Not once in the eternity we were together did I ever feel as safe or cherished as Arlo has made me feel. The man makes sure I know he's claiming me as his own. He cares for me as if I'm his personal treasure. Dammit, why can't he be here, right now, standing between me and this terrible fear that something's wrong with the baby?
"You're sure it's not labor?" The hushed male voice in the hallway sounds familiar, and I'm pretty sure he's talking about me.
"Yes, sir. The fetal monitor shows mom and baby are both fine. No signs of contractions. Best estimation is that it's symphysis pubis dysfunction." That voice, I'm pretty sure, belongs to the resident who examined me.
"Lightning crotch? Oh, that's rich." The first man chuckles and the condescension dripping from it sparks my memories. I know who it is, and they're definitely talking about me.
"Alright, Drew, I'll take over Miss Holt's care from here," Dr. Lughan says.
Now, more than ever, I'm wishing Arlo would burst through the door to be by my side. Everything about Dr. Lughan gives me the creeps. And when Arlo met the man at the first prenatal appointment he attended with me, he agreed. Tomorrow's supposed to be my second appointment with the new OB-GYN recommended by Arlo's friend, Dr. Charmden. We both like Dr. Marcisi so much more, and he never gives me the ick the way Lughan always has.
"Miss Holt. I didn't see you for a six month prenatal visit, and how here you are seven months along. I'd say this meeting is fortuitous, wouldn't you? But a bit painful for one of us, yes?" Patronizing motherfucker.
"Would you please just tell me what's going on?" I ask. I don't have the bandwidth to play his games today. My crotch feels as if someone is jamming a souped-up bug zapper against my cervix while simultaneously punching my ovaries. And of course, I can't forget the nonstop in utero tap dance on mama's bladder that the baby has decided to do all day.
"I don't recall you being this surly. That'll need to be conditioned before you—" He pauses thoughtfully. "—reach your final destination."
Before meeting Arlo, Dr. Lughan's weird comments went right over my head. Like the wizard behind the curtain, things learned can't be unlearned. Now that I've been around the Ghost Born men long enough to pick up on some of their suspicions about the trafficking problem, the things Lughan says have a much darker meaning. And his comments aren't going over my head anymore.
"Please, doctor. Can you just tell me if the baby and I are okay?" I hate having to be polite to him, but I hate not knowing exactly what's going on even more.
"You and the baby are fine, Miss Holt. Now, get up and come with me. Walking will assist with the symptoms, and now that you're my patient once more, we have someplace to be." He's rough as he unhooks the fetal monitor and tosses it to the bed by my hip.
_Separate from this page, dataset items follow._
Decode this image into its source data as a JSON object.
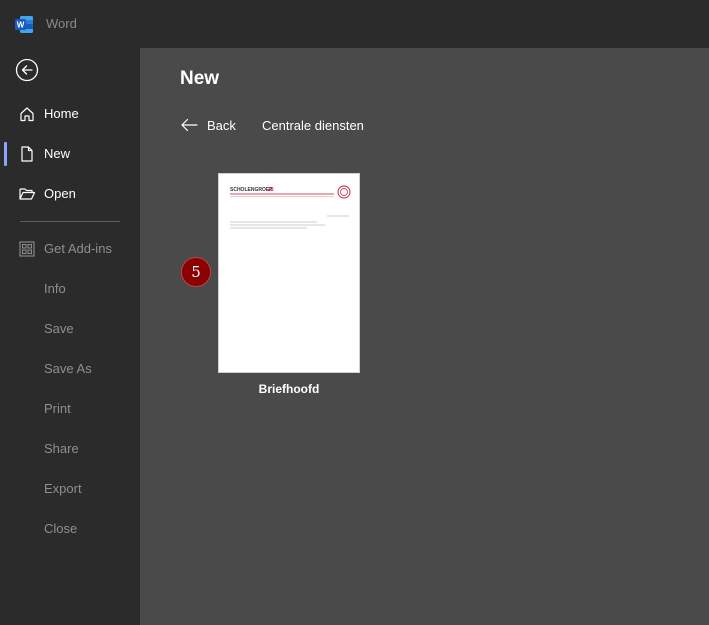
{
  "titlebar": {
    "app_name": "Word",
    "icon": "word-app-icon"
  },
  "sidebar": {
    "back_icon": "back-arrow-circle-icon",
    "items": [
      {
        "label": "Home",
        "icon": "home-icon",
        "state": "normal"
      },
      {
        "label": "New",
        "icon": "new-document-icon",
        "state": "active"
      },
      {
        "label": "Open",
        "icon": "open-folder-icon",
        "state": "normal"
      },
      {
        "label": "Get Add-ins",
        "icon": "addins-grid-icon",
        "state": "dim"
      },
      {
        "label": "Info",
        "state": "dim"
      },
      {
        "label": "Save",
        "state": "dim"
      },
      {
        "label": "Save As",
        "state": "dim"
      },
      {
        "label": "Print",
        "state": "dim"
      },
      {
        "label": "Share",
        "state": "dim"
      },
      {
        "label": "Export",
        "state": "dim"
      },
      {
        "label": "Close",
        "state": "dim"
      }
    ]
  },
  "main": {
    "title": "New",
    "back_label": "Back",
    "breadcrumb": "Centrale diensten",
    "templates": [
      {
        "name": "Briefhoofd",
        "thumbnail": {
          "logo_text": "SCHOLENGROEP",
          "logo_number": "25"
        }
      }
    ],
    "step_badge": "5"
  },
  "colors": {
    "sidebar_bg": "#2b2b2b",
    "main_bg": "#4a4a4a",
    "accent": "#8aa4ff",
    "badge": "#8b0000",
    "word_blue": "#185abd"
  }
}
His hand wraps around my upper arm, and he tugs me from the bed.
Before I know it, he's ushered me through a labyrinth of hallways and into a parking garage beneath the hospital. I didn't even have a chance to put on my clothes or grab my purse with my phone. I guess I can be thankful I was able to keep on my shoes when I changed into the hospital gown.
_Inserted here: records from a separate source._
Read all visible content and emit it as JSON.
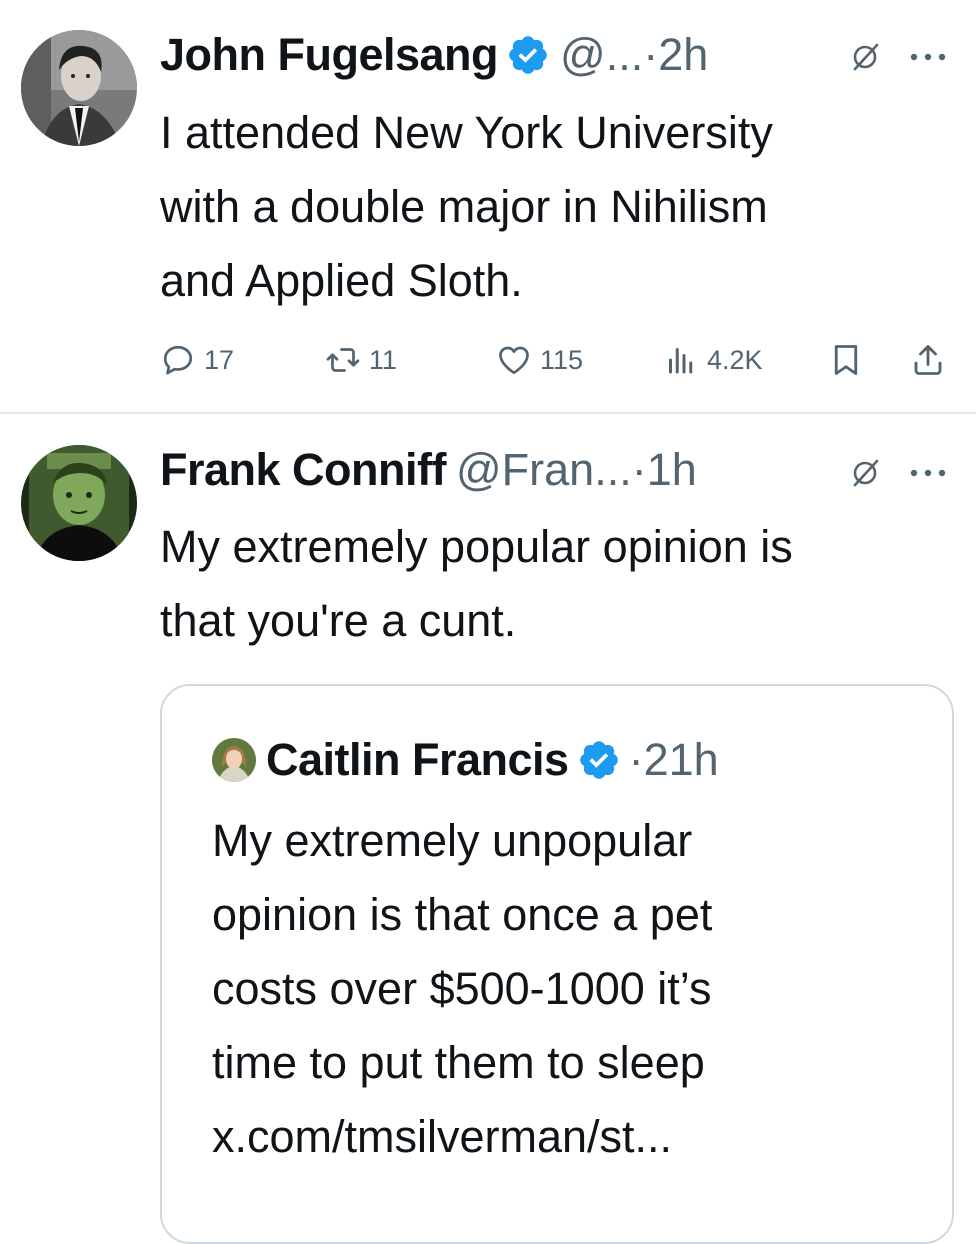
{
  "tweets": [
    {
      "author": "John Fugelsang",
      "handle": "@...",
      "dot": "·",
      "time": "2h",
      "verified": true,
      "text": "I attended New York University\nwith a double major in Nihilism\nand Applied Sloth.",
      "stats": {
        "replies": "17",
        "retweets": "11",
        "likes": "115",
        "views": "4.2K"
      }
    },
    {
      "author": "Frank Conniff",
      "handle": "@Fran...",
      "dot": "·",
      "time": "1h",
      "verified": false,
      "text": "My extremely popular opinion is\nthat you're a cunt.",
      "quote": {
        "author": "Caitlin Francis",
        "dot": "·",
        "time": "21h",
        "verified": true,
        "lines": [
          "My extremely unpopular",
          "opinion is that once a pet",
          "costs over $500-1000 it’s",
          "time to put them to sleep",
          "x.com/tmsilverman/st..."
        ]
      }
    }
  ],
  "colors": {
    "text": "#0f1419",
    "secondary": "#536471",
    "verified_blue": "#1d9bf0",
    "divider": "#e7e9ea",
    "quote_border": "#cfd9de"
  },
  "icons": {
    "reply": "reply-bubble-icon",
    "retweet": "retweet-arrows-icon",
    "like": "heart-icon",
    "views": "analytics-bars-icon",
    "bookmark": "bookmark-icon",
    "share": "share-upload-icon",
    "grok": "grok-slash-icon",
    "more": "more-dots-icon",
    "verified": "verified-badge-icon"
  }
}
"Where are we going? This can't be right. Stop, Dr. Lughan. Stop!" Even with my heels dragging and every effort I can safely make, there's no pulling away from my creepy ex-doctor's grip.
The side door of a van parked in a reserved stall slides open. Yellow light illuminates the gloomy darkness, and my worst nightmare becomes reality. Mark Benson leans out of the van. Rope in one hand and a roll of duct tape in the other. Lightning crotch, whatever it is, is definitely not my biggest problem now.